Geneva, Switzerland
Your Excellency, and my dear ones and the audience. As Dr. Denis Broun just mentioned, crisis brings out the best and the worst in people.
When the recent Himalayas tsunami happened, I didn’t tell any of the volunteers to go and do something. Without me telling anyone, there were already thousands of volunteers who just plunged into various activities. I would say this is real ethics, the real feeling that comes from your heart. When we inculcate this in the educational system, bring attention and awareness of one’s attitude and behavior, we find a sea of change in our society.
Just a week ago, there was a crisis in India. During this crises, there were people who plunged in to save others and there were some who exploited even for a glass of water.
It is in these moments of crisis that we can gauge ethics, whether it is genuine or cosmetic. Ethics cannot be cosmetic, it has to come out in a genuine manner. Now, how does one bring about genuine ethics in people, or make a person feel that one has to really be ethical.
I just want to narrate an incident. There is a corrupt person working in a bank, he is a trouble-maker and he does not listen to anybody. I asked them to send him to me, so I could have a word with him.
I told this gentleman, ‘Would you like your driver to be honest with you or cheat you?’
He replied, ‘I don’t like my driver to cheat me, it is obvious.’
Then I asked him, 'Would you appreciate it if a colleague is cheating on you?’
He said, ‘No, I don’t want my colleague or friend to cheat on me.’
I said, ‘Look, you don’t want your boss to be dishonest with you. You don’t want your subordinate to be dishonest with you. You don’t want your colleague to be dishonest with you. You expect honesty from everyone, sincerity from everybody; how about you?’
That suddenly made him sit back and think, ‘Yes, I don’t even want my maid servant at home to cheat on me, I don’t want my driver to cheat on me, I don’t want my colleague on whom I have to rely on to cheat on me; then why would I cheat on someone else?’ He had never thought about it like this before; it made him think, re-think!
'When my behavior affects so many people around me, and I am affected by others’ behavior; what I don’t want others to do to me, why should I do to others?'
This is the basic line of ethics.
This sense of awareness when it comes from within, then life is on a different paradigm. There is a very visible shift.
When the recent Himalayas tsunami happened, I didn’t tell any of the volunteers to go and do something. Without me telling anyone, there were already thousands of volunteers who just plunged into various activities. I would say this is real ethics, the real feeling that comes from your heart.
When we inculcate this in the educational system, bring attention and awareness of one’s attitude and behavior, we find a sea of change in our society.
If you have ever been to a prison anytime, I mean just to take a look at it; if you had a word or two with people in the prison, you would see that they are good people. These people who are condemned as criminals, there is a good person hiding inside them, there is an ethical and compassionate person hiding inside them too. That personality needs to come out, blossom and flower.
When I visited prisons, I spoke to thousands of inmates. They said they committed the crime in a moment of an emotional upsurge, when they were not in control, and then they regretted it.

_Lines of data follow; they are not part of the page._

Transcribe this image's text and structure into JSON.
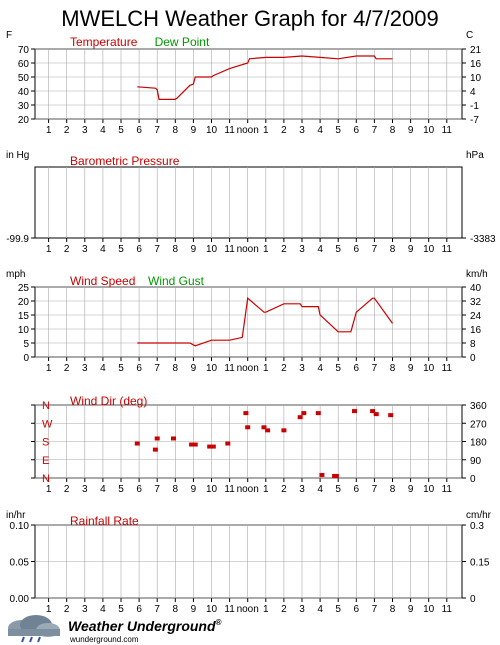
{
  "title": "MWELCH Weather Graph for 4/7/2009",
  "hour_labels": [
    "1",
    "2",
    "3",
    "4",
    "5",
    "6",
    "7",
    "8",
    "9",
    "10",
    "11",
    "noon",
    "1",
    "2",
    "3",
    "4",
    "5",
    "6",
    "7",
    "8",
    "9",
    "10",
    "11"
  ],
  "footer": {
    "brand": "Weather Underground",
    "trademark": "®",
    "url": "wunderground.com"
  },
  "colors": {
    "red": "#cc0000",
    "green": "#009900",
    "grid": "#aaaaaa"
  },
  "chart_data": [
    {
      "id": "temperature",
      "type": "line",
      "left_unit": "F",
      "right_unit": "C",
      "legend": [
        {
          "name": "Temperature",
          "color": "#cc0000"
        },
        {
          "name": "Dew Point",
          "color": "#009900"
        }
      ],
      "y_left_ticks": [
        "70",
        "60",
        "50",
        "40",
        "30",
        "20"
      ],
      "y_right_ticks": [
        "21",
        "16",
        "10",
        "4",
        "-1",
        "-7"
      ],
      "ylim": [
        20,
        70
      ],
      "series": [
        {
          "name": "Temperature",
          "color": "#cc0000",
          "x": [
            5.9,
            6.9,
            7.0,
            7.1,
            8.0,
            8.1,
            8.8,
            9.0,
            9.1,
            10.0,
            10.1,
            11.0,
            12.0,
            12.1,
            13.0,
            14.0,
            15.0,
            16.0,
            17.0,
            18.0,
            19.0,
            19.1,
            20.0
          ],
          "y": [
            43,
            42,
            41,
            34,
            34,
            35,
            44,
            45,
            50,
            50,
            51,
            56,
            60,
            63,
            64,
            64,
            65,
            64,
            63,
            65,
            65,
            63,
            63
          ]
        }
      ]
    },
    {
      "id": "pressure",
      "type": "line",
      "left_unit": "in Hg",
      "right_unit": "hPa",
      "legend": [
        {
          "name": "Barometric Pressure",
          "color": "#cc0000"
        }
      ],
      "y_left_ticks": [
        "-99.9"
      ],
      "y_right_ticks": [
        "-3383"
      ],
      "series": []
    },
    {
      "id": "wind",
      "type": "line",
      "left_unit": "mph",
      "right_unit": "km/h",
      "legend": [
        {
          "name": "Wind Speed",
          "color": "#cc0000"
        },
        {
          "name": "Wind Gust",
          "color": "#009900"
        }
      ],
      "y_left_ticks": [
        "25",
        "20",
        "15",
        "10",
        "5",
        "0"
      ],
      "y_right_ticks": [
        "40",
        "32",
        "24",
        "16",
        "8",
        "0"
      ],
      "ylim": [
        0,
        25
      ],
      "series": [
        {
          "name": "Wind Speed",
          "color": "#cc0000",
          "x": [
            5.9,
            8.8,
            9.1,
            10.0,
            11.0,
            11.7,
            12.0,
            12.9,
            13.0,
            14.0,
            14.9,
            15.0,
            15.9,
            16.0,
            17.0,
            17.7,
            18.0,
            18.9,
            19.0,
            20.0
          ],
          "y": [
            5,
            5,
            4,
            6,
            6,
            7,
            21,
            16,
            16,
            19,
            19,
            18,
            18,
            15,
            9,
            9,
            16,
            21,
            21,
            12
          ]
        }
      ]
    },
    {
      "id": "winddir",
      "type": "scatter",
      "left_labels": [
        "N",
        "W",
        "S",
        "E",
        "N"
      ],
      "y_right_ticks": [
        "360",
        "270",
        "180",
        "90",
        "0"
      ],
      "legend": [
        {
          "name": "Wind Dir (deg)",
          "color": "#cc0000"
        }
      ],
      "ylim": [
        0,
        360
      ],
      "series": [
        {
          "name": "Wind Dir (deg)",
          "color": "#cc0000",
          "x": [
            5.9,
            6.9,
            7.0,
            7.9,
            8.9,
            9.1,
            9.9,
            10.1,
            10.9,
            11.9,
            12.0,
            12.9,
            13.1,
            14.0,
            14.9,
            15.1,
            15.9,
            16.1,
            16.8,
            16.9,
            17.9,
            18.9,
            19.1,
            19.9
          ],
          "y": [
            170,
            140,
            195,
            195,
            165,
            165,
            155,
            155,
            170,
            320,
            250,
            250,
            235,
            235,
            300,
            320,
            320,
            15,
            10,
            10,
            330,
            330,
            315,
            310
          ]
        }
      ]
    },
    {
      "id": "rainfall",
      "type": "line",
      "left_unit": "in/hr",
      "right_unit": "cm/hr",
      "legend": [
        {
          "name": "Rainfall Rate",
          "color": "#cc0000"
        }
      ],
      "y_left_ticks": [
        "0.10",
        "0.05",
        "0.00"
      ],
      "y_right_ticks": [
        "0.3",
        "0.15",
        "0"
      ],
      "ylim": [
        0,
        0.1
      ],
      "series": []
    }
  ]
}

How can we help these people who are corrupt and involved in criminal activities? I think it is possible. If we can educate them on how they can handle their own mind and their emotions then that would bring a big change.
They say, 'Neither at school nor at home has a broader vision about life been given to us. Nobody ever told us to attend to our emotions our minds.’
A sense of inner cleansing can bring about ethics.
There are four pillars of our society and we need to attend to all the four pillars - politics, business, faith-based organizations, and the civil society. Unless ethics percolates in all these four different areas of our human society, we cannot find the most desired transformation happening.
Stress and violent tendencies in an individual need to be checked. I am sure if these tendencies are checked, and if people are given tools or counseled to get over these tendencies which they have acquired either due to ignorance or through difficult family situations, we can bring about the best of ethics from within them.
If those in correctional houses can be transformed, I am sure the common man can realize and live those ethics in their day-to-day life; it is not so difficult. I don’t find any reason for us to not believe in a more ethical and compassionate society for the coming generation. Of course, the present situation looks very bleak; we see crime and violence everywhere.
In the last year in America alone, there were 10 million acts of crime and violence recorded. If you go throughout the world, we have 7 billion people; I am sure there is a few billion acts of violence that is happening in the society. I feel it is high time we put our attention towards bringing back the ethics, not just in business, but in the social and civic society.
There are four pillars of our society and we need to attend to all the four pillars - politics, business, faith-based organizations, and the civil society. Unless ethics percolates in all these four different areas of our human society, we cannot find the most desired transformation happening.
Once again, I will reinstate the point that ethics needs to be inculcated, cultivated and nurtured. The seed is already present in every human being, it is already there, it just needs a little more nurturing - in politics, business, faith-based organizations, and also in civic society. If all these four institutions work together, we can definitely make a difference in this coming century.
With these few words, I congratulate the organizers, and all of you who have come here to deliberate on this very important topic of today’s Ethics in Business. Thank you very much.